自動車や自転車などの交通用具を使用している人に支給する通勤手当

 改正前改正後
通勤距離が片道55キロメートル以上である場合24,500円31,600円
通勤距離が片道45キロメートル以上55キロメートル未満である場合28,000円
通勤距離が片道35キロメートル以上45キロメートル未満である場合20,900円24,400円
通勤距離が片道25キロメートル以上35キロメートル未満である場合16,100円18,700円
通勤距離が片道15キロメートル以上25キロメートル未満である場合11,300円12,900円
通勤距離が片道10キロメートル以上15キロメートル未満である場合6,500円7,100円
通勤距離が片道2キロメートル以上10キロメートル未満である場合4,100円4,200円
通勤距離が片道2キロメートル未満である場合(全額課税)(全額課税)

自動車や自転車などの交通用具を使用している人で、上記表の改正前の金額を超えた通勤手当をもらっている方は、改正に伴う所得税の精算が必要な方になります。
具体的には、年末調整時に過去の通勤手当の非課税額を調整する必要があります。

給与計算ソフトなどを利用されている場合は、年末調整時に設定をすれば自動的に計算はされるかと思いますので、そこまで意識しなくても大丈夫ですが、年末調整対象者の中に、中途採用の方(2014年以降に入社した方)がいらっしゃる場合は注意が必要です。

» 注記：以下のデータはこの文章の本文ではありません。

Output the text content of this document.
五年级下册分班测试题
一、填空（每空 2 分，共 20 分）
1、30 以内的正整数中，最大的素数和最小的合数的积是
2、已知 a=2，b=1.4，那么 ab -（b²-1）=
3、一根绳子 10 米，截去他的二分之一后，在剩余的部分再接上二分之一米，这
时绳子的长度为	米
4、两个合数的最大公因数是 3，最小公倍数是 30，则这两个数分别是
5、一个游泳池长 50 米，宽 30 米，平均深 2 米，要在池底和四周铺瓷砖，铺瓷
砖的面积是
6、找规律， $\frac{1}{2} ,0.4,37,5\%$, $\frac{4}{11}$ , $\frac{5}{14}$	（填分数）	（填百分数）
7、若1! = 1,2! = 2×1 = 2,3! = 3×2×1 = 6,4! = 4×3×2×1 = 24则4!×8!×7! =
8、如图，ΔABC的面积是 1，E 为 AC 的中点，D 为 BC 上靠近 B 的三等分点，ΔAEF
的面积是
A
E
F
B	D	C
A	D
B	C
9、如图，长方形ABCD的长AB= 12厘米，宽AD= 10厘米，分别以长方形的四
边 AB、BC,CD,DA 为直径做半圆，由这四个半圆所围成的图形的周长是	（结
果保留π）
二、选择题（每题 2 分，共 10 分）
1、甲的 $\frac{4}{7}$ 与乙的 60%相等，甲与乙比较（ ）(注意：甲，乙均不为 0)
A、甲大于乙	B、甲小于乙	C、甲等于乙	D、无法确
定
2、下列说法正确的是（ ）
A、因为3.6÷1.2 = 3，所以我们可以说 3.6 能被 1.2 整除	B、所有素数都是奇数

中途採用の方(2014年に入社した方)が持っている「前職の源泉徴収票」は、改正前の非課税交通費の金額で計算されている可能性があります。

①前職で自動車もしくは自転車などを利用した通勤手当をもらっていた
②前職最後の給料支払い日が2014年4月1日以降にあった
③前職でもらっていた通勤手当は上記表の改正前の金額を超えていた
この3点すべてに該当する場合は、前職から「源泉徴収票」の再発行をしてもらう必要があります。

前職から改正後の非課税限度額で計算し直された「源泉徴収票」を再交付してもらう必要がありますので、中途採用の方(2014年以降に入社した方)がいらっしゃる会社様は、その方に上記①から③すべてに該当されていないかどうかを確認してください。